— Ну, ну! Не обижай брата! Пионер, а клички придумываешь, и на кого? На брата?
Одним словом, воспитывал он нас здорово.
А в августе, как только созревают ранние яблоки и груши, Антось первый поделится с нами. Если ему попадает в руки яблоко, он его разрежет пополам и нам отдаст:
— Попробуйте, хлопцы.
Мы от такого внимания готовы были прыгать.
— Ну как, ничего? Можно есть? А я, признаться, сам еще не пробовал.
— Почему же ты, Антось, не пробовал?!
— Ничего, ничего! Я, ребята, уже не маленький и не лакомка. Надо прежде всего о младших заботиться. Не забывайте этого и вы.
Мы так и поступали. Бывало, самые лучшие яблоки и груши не едим, для Антося бережем.
Одним словом, мы любили и уважали Антося Лозовского. Разве только мы! Даже взрослые уважали его и ставили нам в пример.
А вот уж Левон Пашкевич был совсем другой. Тонкий, длинный как жердь, волосы светлые, брови белые, даже ресницы белые. Нос острый, и все лицо — одни веснушки, на руках тоже веснушки. Ходит всегда мрачный, всегда о чем-то думает. Он, вероятно, только по одному слову в день произносил. Бывало, скажешь ему: «Добрый день», а он, вместо того чтобы ответить «день добрый», говорит: «Так, так!» Мы, бывало, нарочно здоровались с ним по двадцать раз в день, и он каждый раз отвечал: «Так, так!» За это и прозвали его Тактаком. «Вон Тактак идет!» Но Левон, видимо, не знал об этом, потому что никогда не обижался. Хоть бы когда-нибудь он засмеялся или пошутил! Идет, смотрит себе под ноги, будто что-то потерял, а теперь ищет. Мы с Гришей не раз думали: почему с ним Антось дружит? Антось такой хороший хлопец, а дружит с этаким Тактаком! На месте Антося мы бы с ним и не подумали дружить.
Не нравился нам Левон Пашкевич.
Невдалеке от нашего села, на самом берегу озера, стояла старая баня. Кому она принадлежала, мы не знали, но никто никогда в той бане не мылся. Крыша ее провалилась, стены едва держались. За баней, уткнувшись носом в берег, стояла лодка. Она почти наполовину была вытащена на берег, чтоб во время бури ее не смыло волной.

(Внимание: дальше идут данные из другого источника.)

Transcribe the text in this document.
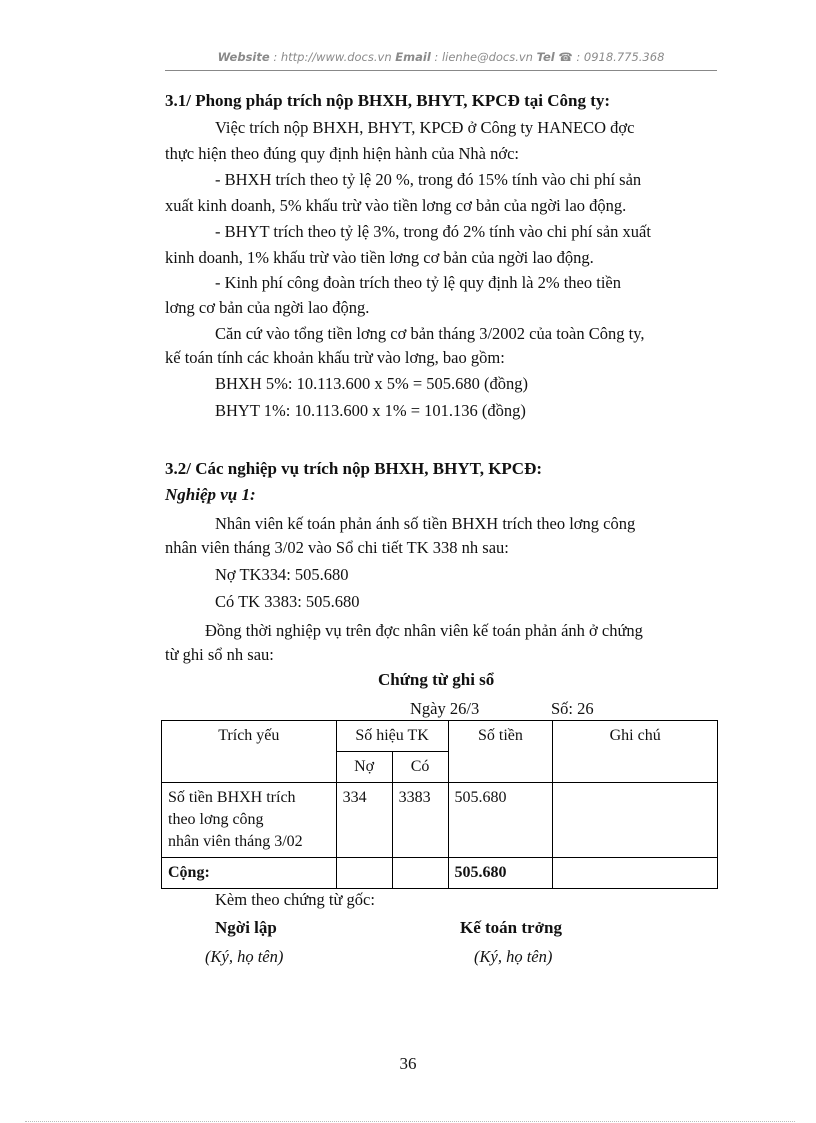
Website : http://www.docs.vn Email : lienhe@docs.vn Tel ☎ : 0918.775.368
3.1/ Phong pháp trích nộp BHXH, BHYT, KPCĐ tại Công ty:
Việc trích nộp BHXH, BHYT, KPCĐ ở Công ty HANECO đợc
thực hiện theo đúng quy định hiện hành của Nhà nớc:
- BHXH trích theo tỷ lệ 20 %, trong đó 15% tính vào chi phí sản
xuất kinh doanh, 5% khấu trừ vào tiền lơng cơ bản của ngời lao động.
- BHYT trích theo tỷ lệ 3%, trong đó 2% tính vào chi phí sản xuất
kinh doanh, 1% khấu trừ vào tiền lơng cơ bản của ngời lao động.
- Kinh phí công đoàn trích theo tỷ lệ quy định là 2% theo tiền
lơng cơ bản của ngời lao động.
Căn cứ vào tổng tiền lơng cơ bản tháng 3/2002 của toàn Công ty,
kế toán tính các khoản khấu trừ vào lơng, bao gồm:
BHXH 5%: 10.113.600 x 5% = 505.680 (đồng)
BHYT 1%: 10.113.600 x 1% = 101.136 (đồng)
3.2/ Các nghiệp vụ trích nộp BHXH, BHYT, KPCĐ:
Nghiệp vụ 1:
Nhân viên kế toán phản ánh số tiền BHXH trích theo lơng công
nhân viên tháng 3/02 vào Sổ chi tiết TK 338 nh sau:
Nợ TK334: 505.680
Có TK 3383: 505.680
Đồng thời nghiệp vụ trên đợc nhân viên kế toán phản ánh ở chứng
từ ghi sổ nh sau:
Chứng từ ghi sổ
Ngày 26/3	Số: 26
Trích yếu	Số hiệu TK		Số tiền	Ghi chú
	Nợ	Có		

Số tiền BHXH trích
theo lơng công
nhân viên tháng 3/02	334	3383	505.680	
Cộng:			505.680	
Kèm theo chứng từ gốc:
Ngời lập	Kế toán trởng
(Ký, họ tên)	(Ký, họ tên)
36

Лодкой кто-то пользовался, но очень редко и, видимо, только ночами. В жаркие дни она рассыхалась. Но мы не интересовались этой лодкой. У Гришиного отца была исправная большая лодка.
Однажды жарким летним днем Миколка-вьюн стащил Гришину удочку, накопал червяков и, собрав десятка два своих друзей, объявил, что поведет их ловить рыбу. Друзья обрадовались. Кому в детстве не хотелось быть рыболовом или охотником!

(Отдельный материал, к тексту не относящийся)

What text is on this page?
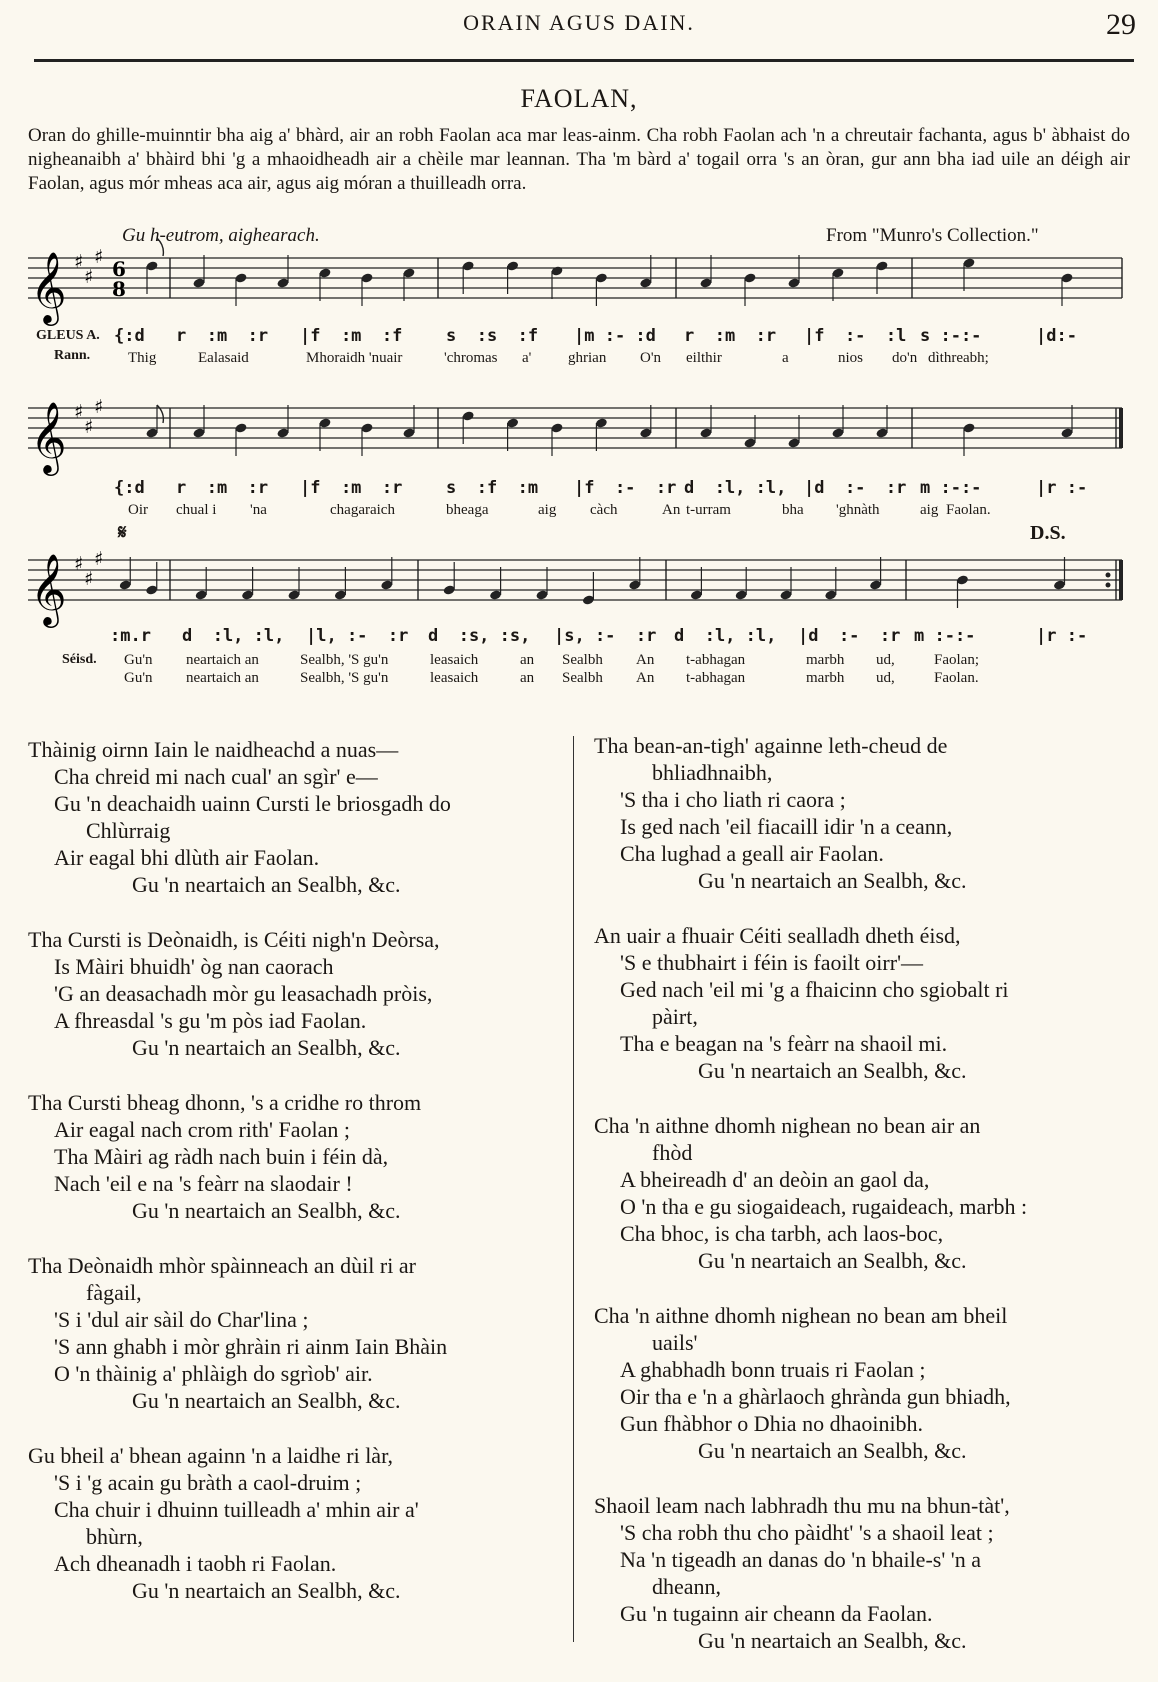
ORAIN AGUS DAIN.	29
FAOLAN,
Oran do ghille-muinntir bha aig a' bhàrd, air an robh Faolan aca mar leas-ainm. Cha robh Faolan ach 'n a chreutair fachanta, agus b' àbhaist do nigheanaibh a' bhàird bhi 'g a mhaoidheadh air a chèile mar leannan. Tha 'm bàrd a' togail orra 's an òran, gur ann bha iad uile an déigh air Faolan, agus mór mheas aca air, agus aig móran a thuilleadh orra.
Gu h-eutrom, aighearach.	From "Munro's Collection."
𝄞 ♯
♯
♯ 6
8
𝄞 ♯
♯
♯
𝄞 ♯
♯
♯
GLEUS A.
Rann.
Séisd.
𝄋	D.S.
{:d r  :m  :r |f  :m  :f	s  :s  :f |m :- :d r  :m  :r |f  :-  :l s :-:-	|d:-
Thig	Ealasaid	Mhoraidh 'nuair	'chromas a' ghrian O'n eilthir	a	nios do'n dìthreabh;
{:d r  :m  :r |f  :m  :r	s  :f  :m |f  :-  :r d  :l, :l, |d  :-  :r m :-:-	|r :-
Oir chual i 'na	chagaraich	bheaga	aig càch	An t-urram	bha 'ghnàth	aig Faolan.
:m.r d  :l, :l, |l, :-  :r d  :s, :s, |s, :-  :r d  :l, :l, |d  :-  :r m :-:-	|r :-
Gu'n neartaich an	Sealbh, 'S gu'n	leasaich	an Sealbh An t-abhagan	marbh ud,	Faolan;
Gu'n neartaich an	Sealbh, 'S gu'n	leasaich	an Sealbh An t-abhagan	marbh ud,	Faolan.
Thàinig oirnn Iain le naidheachd a nuas—
Cha chreid mi nach cual' an sgìr' e—
Gu 'n deachaidh uainn Cursti le briosgadh do
Chlùrraig
Air eagal bhi dlùth air Faolan.
Gu 'n neartaich an Sealbh, &c.
Tha Cursti is Deònaidh, is Céiti nigh'n Deòrsa,
Is Màiri bhuidh' òg nan caorach
'G an deasachadh mòr gu leasachadh pròis,
A fhreasdal 's gu 'm pòs iad Faolan.
Gu 'n neartaich an Sealbh, &c.
Tha Cursti bheag dhonn, 's a cridhe ro throm
Air eagal nach crom rith' Faolan ;
Tha Màiri ag ràdh nach buin i féin dà,
Nach 'eil e na 's feàrr na slaodair !
Gu 'n neartaich an Sealbh, &c.
Tha Deònaidh mhòr spàinneach an dùil ri ar
fàgail,
'S i 'dul air sàil do Char'lina ;
'S ann ghabh i mòr ghràin ri ainm Iain Bhàin
O 'n thàinig a' phlàigh do sgrìob' air.
Gu 'n neartaich an Sealbh, &c.
Gu bheil a' bhean againn 'n a laidhe ri làr,
'S i 'g acain gu bràth a caol-druim ;
Cha chuir i dhuinn tuilleadh a' mhin air a'
bhùrn,
Ach dheanadh i taobh ri Faolan.
Gu 'n neartaich an Sealbh, &c.
Tha bean-an-tigh' againne leth-cheud de
bhliadhnaibh,
'S tha i cho liath ri caora ;
Is ged nach 'eil fiacaill idir 'n a ceann,
Cha lughad a geall air Faolan.
Gu 'n neartaich an Sealbh, &c.
An uair a fhuair Céiti sealladh dheth éisd,
'S e thubhairt i féin is faoilt oirr'—
Ged nach 'eil mi 'g a fhaicinn cho sgiobalt ri
pàirt,
Tha e beagan na 's feàrr na shaoil mi.
Gu 'n neartaich an Sealbh, &c.
Cha 'n aithne dhomh nighean no bean air an
fhòd
A bheireadh d' an deòin an gaol da,
O 'n tha e gu siogaideach, rugaideach, marbh :
Cha bhoc, is cha tarbh, ach laos-boc,
Gu 'n neartaich an Sealbh, &c.
Cha 'n aithne dhomh nighean no bean am bheil
uails'
A ghabhadh bonn truais ri Faolan ;
Oir tha e 'n a ghàrlaoch ghrànda gun bhiadh,
Gun fhàbhor o Dhia no dhaoinibh.
Gu 'n neartaich an Sealbh, &c.
Shaoil leam nach labhradh thu mu na bhun-tàt',
'S cha robh thu cho pàidht' 's a shaoil leat ;
Na 'n tigeadh an danas do 'n bhaile-s' 'n a
dheann,
Gu 'n tugainn air cheann da Faolan.
Gu 'n neartaich an Sealbh, &c.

Миколка повел их к бане, подальше от дома. Он знал, что Гриша будет искать удочку и найдет, если Миколка хорошо не спрячется. Кроме того, за баней стояла лодка, а Миколка знал, что мы с Гришей всегда ловим рыбу с лодки.
Приведя друзей к озеру, Миколка оставил их на берегу, а сам залез в лодку. В ней было много воды, но Миколка не обратил на это внимания. Он закатал штанины и сел на корму, а ноги опустил в озеро.

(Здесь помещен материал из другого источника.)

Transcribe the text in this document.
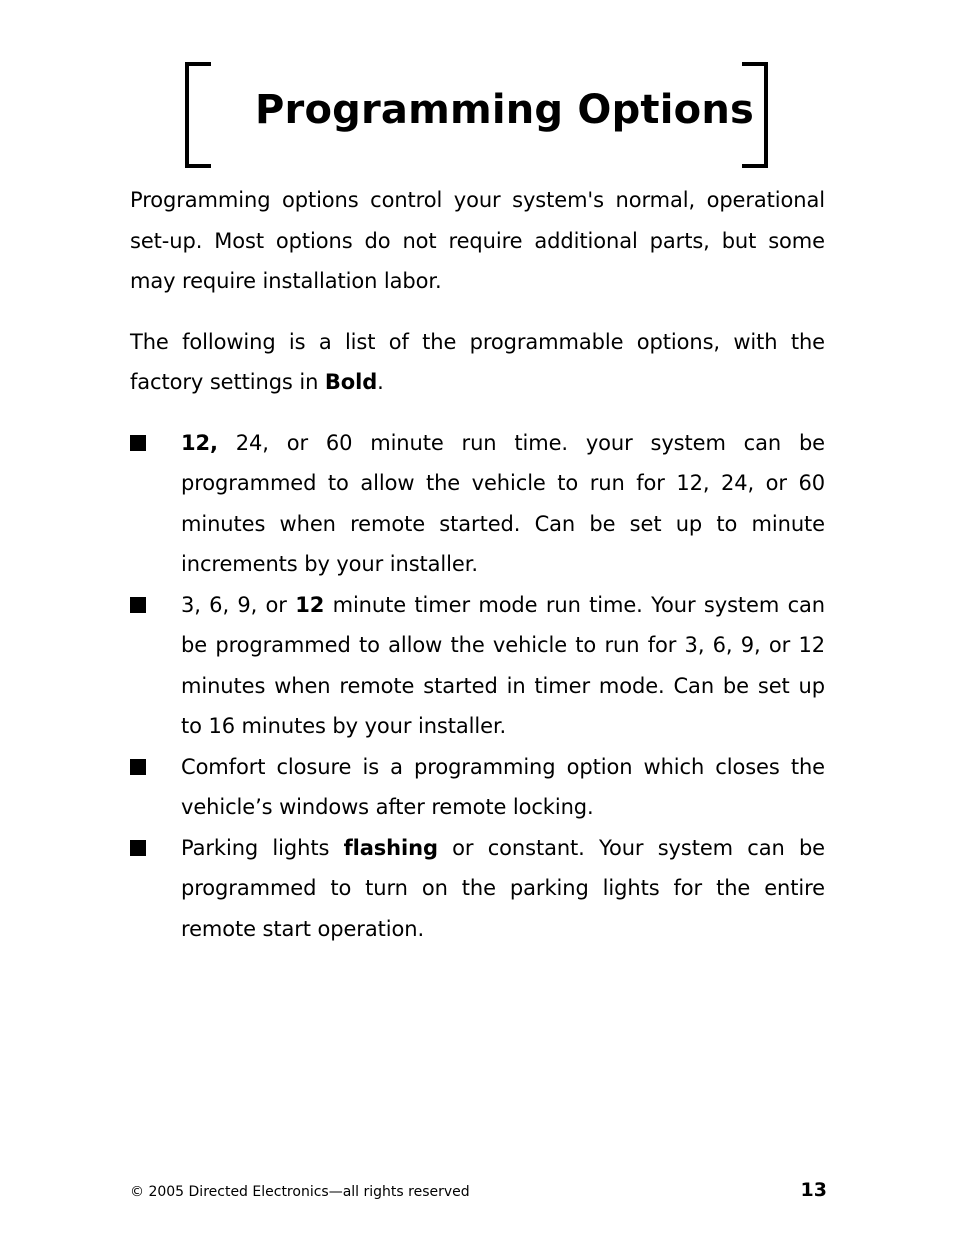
Programming Options

Programming options control your system's normal, operational set-up. Most options do not require additional parts, but some may require installation labor.

The following is a list of the programmable options, with the factory settings in Bold.

12, 24, or 60 minute run time. your system can be programmed to allow the vehicle to run for 12, 24, or 60 minutes when remote started. Can be set up to minute increments by your installer.
3, 6, 9, or 12 minute timer mode run time. Your system can be programmed to allow the vehicle to run for 3, 6, 9, or 12 minutes when remote started in timer mode. Can be set up to 16 minutes by your installer.
Comfort closure is a programming option which closes the vehicle’s windows after remote locking.
Parking lights flashing or constant. Your system can be programmed to turn on the parking lights for the entire remote start operation.
© 2005 Directed Electronics—all rights reserved	13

Миколка, как настоящий опытный рыбак, насадил на крючок червяка и забросил удочку. Друзья Миколки следили за ним затаив дыхание.
Прошло несколько минут. Поплавок неподвижно стоял на воде, но Миколка терпеливо ждал. Ребята стали перешептываться. Миколка прикрикнул на них:
— Тише! Рыбу пугаете!
Он забросил удочку в другое место, однако поплавок и там не шевелился. Теперь Миколка понял, в чем тут дело. Он вытащил удочку, оборвал червяка и решительно сказал:
— Худой червяк. Подайте потолще!
Ему мигом подали самого толстого червяка.
Кто-то хихикнул:
— Умная твоя рыба, Миколка.
— А ты думаешь, она глупее тебя и не знает, какой червяк лучше?
Ребята некоторое время сидели молча, однако рыба опять не клевала. Мальчикам надоело ждать. Некоторые даже собрались идти домой. И тут наконец до Миколки дошло! Он вспомнил, что я и Гриша никогда не ловили рыбу у самого берега.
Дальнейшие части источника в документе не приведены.